Popular for both breakfast and lunch, Aussie-and-Kiwi-helmed Kaffeine has two branches in Fitzrovia, a five-minute walk from Tottenham Court Road Tube station and the shoppers' haven that is Oxford Street. Expect minimalist decor with deli-style salads and sandwiches, and enticing sweet treats like peach and blueberry muffins and Anzac biscuits. To make coffee like they do at Kaffeine, you can sign up for courses that'll teach you how to make the perfect brew while improving your latte art skills.
Monmouth Coffee Company
During the bleak times, when London's coffee scene was at its nadir, Monmouth Coffee Company was a beacon, importing and roasting quality beans from farms, estates and cooperatives from across the globe. Despite increased competition nowadays, this London icon, established in 1978, still attracts healthy queues, which snake out of its shops on Monmouth Street in Covent Garden, and also on Park Street close to Borough Market.
The Wilton Way Cafe
You'll struggle to get more hipster than this cosy spot, which is situated in an increasingly gentrified backstreet in Hackney, east London.

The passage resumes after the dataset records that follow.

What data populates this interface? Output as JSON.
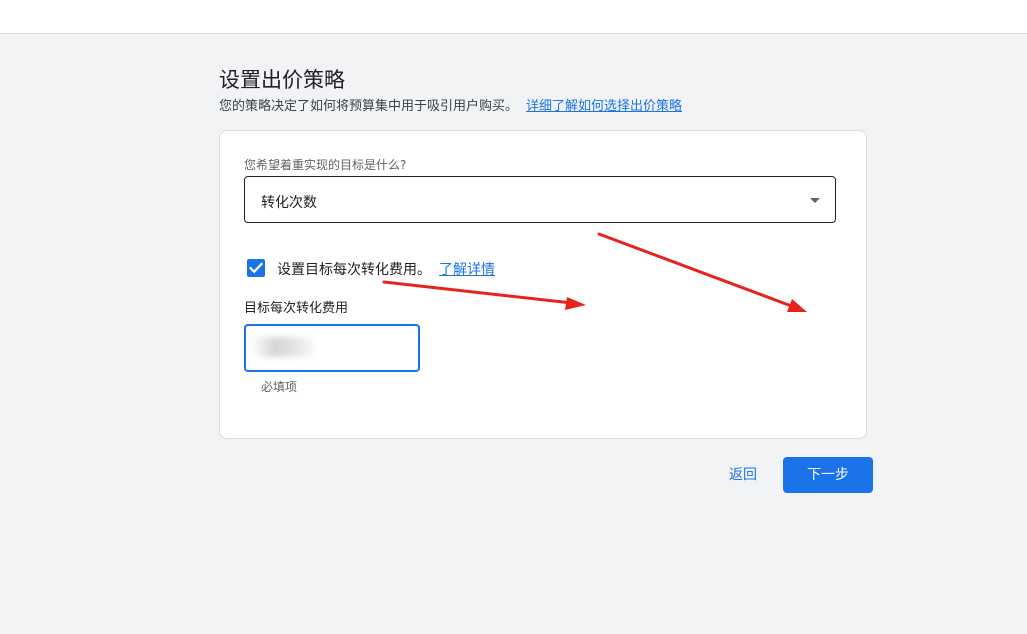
{
  "page": {
    "title": "设置出价策略",
    "subtitle": "您的策略决定了如何将预算集中用于吸引用户购买。",
    "subtitle_link": "详细了解如何选择出价策略"
  },
  "form": {
    "goal_question": "您希望着重实现的目标是什么?",
    "goal_value": "转化次数",
    "checkbox_checked": true,
    "checkbox_label": "设置目标每次转化费用。",
    "checkbox_link": "了解详情",
    "field_label": "目标每次转化费用",
    "field_helper": "必填项"
  },
  "actions": {
    "back_label": "返回",
    "next_label": "下一步"
  },
  "colors": {
    "accent": "#1a73e8",
    "background": "#f1f3f4",
    "annotation_arrow": "#e8231c"
  },
  "icons": {
    "dropdown": "dropdown-caret-icon",
    "checkbox": "checkmark-icon",
    "annotation": "red-arrow-icon"
  }
}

Nestled between a hair salon and a vintage shop, The Wilton Way Cafe shares its space with a local 'micro' radio station and podcast producer, London Fields Radio, and serves smooth flat whites using beans sourced from Hackney roasters Climpson & Sons. The food menu features ingredients from London's best markets and includes the likes of organic bircher muesli with apple, honey and Greek yoghurt, and grilled Portobello mushrooms on garlic toast with Herefordshire goat’s cheese.
Curators Coffee Studio
This tiny, Aussie-run gem - founded by an ex-Kaffeine barista - draws a diverse crowd, from suited-and-booted workers to Harry Potter fans (Leadenhall Market, which doubled as Diagon Alley in the first Potter film, is round the corner). This 'studio' has a mini-gallery feel, with art on display, but most eye-catching is the coffee-making paraphernalia (think: AeroPresses and glass percolators), which help produce some of the tastiest coffees in the City of London. There's a larger offshoot, the Curators Coffee Gallery, near Oxford Circus.
If you're hankering for an old-fashioned cappuccino, look no further than this Soho stalwart, which is situated across the street from Ronnie Scott's Jazz Club. The air in this retro, neon-lit cafe is espresso-scented pretty much around the clock (closing at 5am and reopening at 7am), and as well as coffee from the Gaggia machine, you can order a Peroni or an aperitif, perhaps with a panini or tiramisu. Browse the Italian-flavoured decor and photographs and autographs of famous ex-patrons (which include Paul McCartney and David Bowie), or grab a table out front to peruse the streetlife of Soho, one of London's liveliest 24/7 districts.